E Market Briefing For Friday, June 15

Update on my AT&T rationale

I thought a drop to anywhere around 29-31 would be an attractive entry point (and so far indeed is). The idea of course was that 'if' the deal was approved, 'arbs' (arbitrageurs playing the TWX vs. T spread) would initially sell, and then the shares might rebound a bit, which you've seen. After the 'deal' closes; a large technical overhang might exist for awhile, if TWX shareholders who don't entirely 'grasp' the transformation (which would enhance the value of tons of Time Warner contacts that do not bring CPM .. cost per thousand .. yields like existing AT&T contacts and customers do; but that would improve) it's possible some would sell holdings... hence the temporary overhang. And 'in theory' a worry that the DOJ might still intrude since some pricing arrangements with Time Warner properties must stay in place into next year. (Some are critical of CEO Stephenson for that but it actually gives time to integrate.)  

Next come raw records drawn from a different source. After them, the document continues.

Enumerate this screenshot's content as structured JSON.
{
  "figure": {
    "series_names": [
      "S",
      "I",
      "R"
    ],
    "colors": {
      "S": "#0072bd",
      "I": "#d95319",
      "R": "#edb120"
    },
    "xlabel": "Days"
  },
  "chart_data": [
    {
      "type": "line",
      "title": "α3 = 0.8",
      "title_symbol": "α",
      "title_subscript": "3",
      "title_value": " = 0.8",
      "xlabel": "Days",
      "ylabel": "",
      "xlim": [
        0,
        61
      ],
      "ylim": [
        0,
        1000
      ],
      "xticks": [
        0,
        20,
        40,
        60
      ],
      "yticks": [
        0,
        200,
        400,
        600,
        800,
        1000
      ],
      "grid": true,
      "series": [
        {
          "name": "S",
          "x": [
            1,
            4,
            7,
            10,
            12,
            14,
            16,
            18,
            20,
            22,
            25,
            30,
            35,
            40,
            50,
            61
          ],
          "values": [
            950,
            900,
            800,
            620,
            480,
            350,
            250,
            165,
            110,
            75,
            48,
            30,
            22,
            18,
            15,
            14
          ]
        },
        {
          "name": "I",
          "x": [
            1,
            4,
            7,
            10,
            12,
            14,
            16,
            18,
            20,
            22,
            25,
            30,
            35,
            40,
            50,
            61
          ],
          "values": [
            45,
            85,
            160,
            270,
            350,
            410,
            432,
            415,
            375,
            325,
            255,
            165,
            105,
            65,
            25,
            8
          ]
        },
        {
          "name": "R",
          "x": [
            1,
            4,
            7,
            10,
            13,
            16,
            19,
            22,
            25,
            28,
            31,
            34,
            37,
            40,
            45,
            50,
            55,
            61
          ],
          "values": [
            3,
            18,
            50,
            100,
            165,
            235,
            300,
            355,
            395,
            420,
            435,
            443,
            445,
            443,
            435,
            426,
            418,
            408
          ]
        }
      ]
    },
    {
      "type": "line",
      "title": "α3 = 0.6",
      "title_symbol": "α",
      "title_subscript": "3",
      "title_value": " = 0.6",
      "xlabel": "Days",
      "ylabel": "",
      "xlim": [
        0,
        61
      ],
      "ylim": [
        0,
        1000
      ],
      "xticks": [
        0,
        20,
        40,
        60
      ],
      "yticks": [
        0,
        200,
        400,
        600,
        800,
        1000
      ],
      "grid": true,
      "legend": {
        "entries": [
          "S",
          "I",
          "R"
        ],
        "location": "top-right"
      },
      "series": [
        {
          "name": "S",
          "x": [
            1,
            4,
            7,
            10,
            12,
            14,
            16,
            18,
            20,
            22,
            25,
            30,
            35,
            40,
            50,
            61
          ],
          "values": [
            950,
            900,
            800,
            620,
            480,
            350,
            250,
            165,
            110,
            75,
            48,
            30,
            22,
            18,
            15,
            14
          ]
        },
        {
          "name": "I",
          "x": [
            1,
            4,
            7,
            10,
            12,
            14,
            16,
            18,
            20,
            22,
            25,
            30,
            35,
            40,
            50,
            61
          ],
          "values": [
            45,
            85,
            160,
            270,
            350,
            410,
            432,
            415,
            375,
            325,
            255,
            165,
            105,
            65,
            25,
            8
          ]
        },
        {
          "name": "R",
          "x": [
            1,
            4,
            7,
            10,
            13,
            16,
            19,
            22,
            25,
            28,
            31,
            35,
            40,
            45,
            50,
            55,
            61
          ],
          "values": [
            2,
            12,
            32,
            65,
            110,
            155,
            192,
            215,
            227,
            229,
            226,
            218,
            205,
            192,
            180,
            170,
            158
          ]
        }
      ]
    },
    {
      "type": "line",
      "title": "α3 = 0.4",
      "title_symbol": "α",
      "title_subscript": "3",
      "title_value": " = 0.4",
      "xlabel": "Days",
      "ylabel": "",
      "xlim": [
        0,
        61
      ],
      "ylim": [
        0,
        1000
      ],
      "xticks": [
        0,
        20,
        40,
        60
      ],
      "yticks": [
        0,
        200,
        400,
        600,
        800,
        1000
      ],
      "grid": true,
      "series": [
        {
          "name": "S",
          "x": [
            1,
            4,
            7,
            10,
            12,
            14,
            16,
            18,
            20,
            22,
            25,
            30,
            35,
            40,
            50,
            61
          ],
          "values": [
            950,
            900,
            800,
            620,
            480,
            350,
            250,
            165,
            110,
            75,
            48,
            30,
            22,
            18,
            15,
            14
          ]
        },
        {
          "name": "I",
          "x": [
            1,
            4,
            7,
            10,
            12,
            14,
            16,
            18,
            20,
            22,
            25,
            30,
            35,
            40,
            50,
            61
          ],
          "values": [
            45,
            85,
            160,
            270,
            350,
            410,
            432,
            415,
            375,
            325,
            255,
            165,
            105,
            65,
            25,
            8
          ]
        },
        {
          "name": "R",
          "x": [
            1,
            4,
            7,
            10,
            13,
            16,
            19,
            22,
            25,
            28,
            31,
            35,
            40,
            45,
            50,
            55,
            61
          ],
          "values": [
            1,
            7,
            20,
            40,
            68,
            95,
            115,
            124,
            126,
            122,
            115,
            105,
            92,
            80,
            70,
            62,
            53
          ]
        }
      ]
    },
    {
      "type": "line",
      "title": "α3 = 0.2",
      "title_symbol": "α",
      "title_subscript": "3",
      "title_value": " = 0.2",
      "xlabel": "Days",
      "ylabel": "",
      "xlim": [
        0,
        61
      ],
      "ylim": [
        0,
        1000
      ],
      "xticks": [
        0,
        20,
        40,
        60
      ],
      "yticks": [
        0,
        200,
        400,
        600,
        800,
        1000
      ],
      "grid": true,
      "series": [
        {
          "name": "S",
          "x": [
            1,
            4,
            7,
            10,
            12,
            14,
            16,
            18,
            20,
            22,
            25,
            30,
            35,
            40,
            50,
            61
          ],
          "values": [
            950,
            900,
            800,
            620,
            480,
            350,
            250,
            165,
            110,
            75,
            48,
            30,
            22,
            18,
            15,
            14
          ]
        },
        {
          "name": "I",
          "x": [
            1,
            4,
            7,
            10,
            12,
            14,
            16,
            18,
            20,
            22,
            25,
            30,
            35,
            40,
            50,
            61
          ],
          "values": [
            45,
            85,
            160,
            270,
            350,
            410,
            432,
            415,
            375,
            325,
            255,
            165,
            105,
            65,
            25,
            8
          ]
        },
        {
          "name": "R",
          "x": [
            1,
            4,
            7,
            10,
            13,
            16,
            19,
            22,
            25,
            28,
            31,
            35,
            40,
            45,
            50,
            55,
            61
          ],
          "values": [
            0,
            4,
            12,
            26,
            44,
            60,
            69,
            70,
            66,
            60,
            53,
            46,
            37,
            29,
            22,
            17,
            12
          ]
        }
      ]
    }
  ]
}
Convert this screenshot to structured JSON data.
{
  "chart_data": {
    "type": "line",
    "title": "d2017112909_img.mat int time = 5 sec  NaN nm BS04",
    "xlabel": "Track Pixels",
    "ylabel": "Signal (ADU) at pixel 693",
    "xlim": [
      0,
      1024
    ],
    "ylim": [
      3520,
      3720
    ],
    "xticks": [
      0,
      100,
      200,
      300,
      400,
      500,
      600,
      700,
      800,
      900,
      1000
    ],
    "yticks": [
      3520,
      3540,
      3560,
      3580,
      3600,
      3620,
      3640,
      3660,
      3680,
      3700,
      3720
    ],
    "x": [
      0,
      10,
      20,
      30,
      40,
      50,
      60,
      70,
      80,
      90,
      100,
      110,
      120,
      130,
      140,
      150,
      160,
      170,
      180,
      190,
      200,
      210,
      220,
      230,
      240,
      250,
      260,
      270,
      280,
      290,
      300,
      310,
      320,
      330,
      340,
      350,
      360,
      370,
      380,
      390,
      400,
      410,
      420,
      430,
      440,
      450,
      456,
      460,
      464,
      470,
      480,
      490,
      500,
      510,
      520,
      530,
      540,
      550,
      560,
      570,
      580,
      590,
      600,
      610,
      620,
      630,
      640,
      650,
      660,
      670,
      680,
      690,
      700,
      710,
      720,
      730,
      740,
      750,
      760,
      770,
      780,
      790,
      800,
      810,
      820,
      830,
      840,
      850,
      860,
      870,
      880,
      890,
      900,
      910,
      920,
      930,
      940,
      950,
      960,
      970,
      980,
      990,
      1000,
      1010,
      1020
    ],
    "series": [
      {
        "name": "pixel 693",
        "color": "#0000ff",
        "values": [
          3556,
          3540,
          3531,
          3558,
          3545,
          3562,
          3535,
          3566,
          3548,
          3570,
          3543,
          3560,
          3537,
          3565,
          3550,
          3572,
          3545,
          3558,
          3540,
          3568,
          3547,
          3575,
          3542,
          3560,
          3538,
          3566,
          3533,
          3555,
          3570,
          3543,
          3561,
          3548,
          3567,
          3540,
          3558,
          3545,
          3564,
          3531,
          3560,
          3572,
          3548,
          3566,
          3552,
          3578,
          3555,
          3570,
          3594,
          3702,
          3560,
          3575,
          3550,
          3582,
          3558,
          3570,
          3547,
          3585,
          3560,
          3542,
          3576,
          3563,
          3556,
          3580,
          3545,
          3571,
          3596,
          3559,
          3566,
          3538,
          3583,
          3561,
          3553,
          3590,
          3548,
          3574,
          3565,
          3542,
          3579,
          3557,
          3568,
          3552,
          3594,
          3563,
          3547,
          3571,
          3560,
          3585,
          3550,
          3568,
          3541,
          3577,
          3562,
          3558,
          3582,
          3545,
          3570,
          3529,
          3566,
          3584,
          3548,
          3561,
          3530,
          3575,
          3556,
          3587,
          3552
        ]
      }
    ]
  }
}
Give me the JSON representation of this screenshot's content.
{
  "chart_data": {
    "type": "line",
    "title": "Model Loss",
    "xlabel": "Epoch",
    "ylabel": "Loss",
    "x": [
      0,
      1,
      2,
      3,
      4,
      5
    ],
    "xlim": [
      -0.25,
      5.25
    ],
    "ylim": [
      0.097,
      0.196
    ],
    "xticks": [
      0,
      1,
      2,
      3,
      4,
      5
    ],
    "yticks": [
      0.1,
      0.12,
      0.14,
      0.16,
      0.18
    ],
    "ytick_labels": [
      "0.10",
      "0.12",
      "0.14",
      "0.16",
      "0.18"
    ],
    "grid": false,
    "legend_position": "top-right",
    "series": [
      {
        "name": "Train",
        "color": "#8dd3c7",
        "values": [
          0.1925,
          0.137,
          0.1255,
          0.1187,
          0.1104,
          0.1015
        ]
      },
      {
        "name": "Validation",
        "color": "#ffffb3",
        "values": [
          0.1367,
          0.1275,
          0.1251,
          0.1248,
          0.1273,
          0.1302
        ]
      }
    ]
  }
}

Stock performance (for the combined AT&T) would subsequently improve, and even recover at least to levels logical on a fundamental basis. That's a higher level than where it is, even not considering a higher P/E multiple on a longer-term basis, if it's valued as a 'Media' not merely 'telecom' stock. If it's viewed with a 'Media' multiple, it won't be a 'widows and orphans' stock for the coupon clipper crowd; a reputation it inherited from earlier days.  


So any shorts who are playing for the overhang trade lower should stay a bit nervous because they should have limited time (or price variation) for them to exit, lest they be run in when AT&T turns higher (barring calamity in the general market of course).  

In essence, after the deal's close (or perhaps at the next conference call with July's Q2 earnings) I'd expect AT&T to outline the new transformation, as I have already explored ('content and distribution' being cornerstones).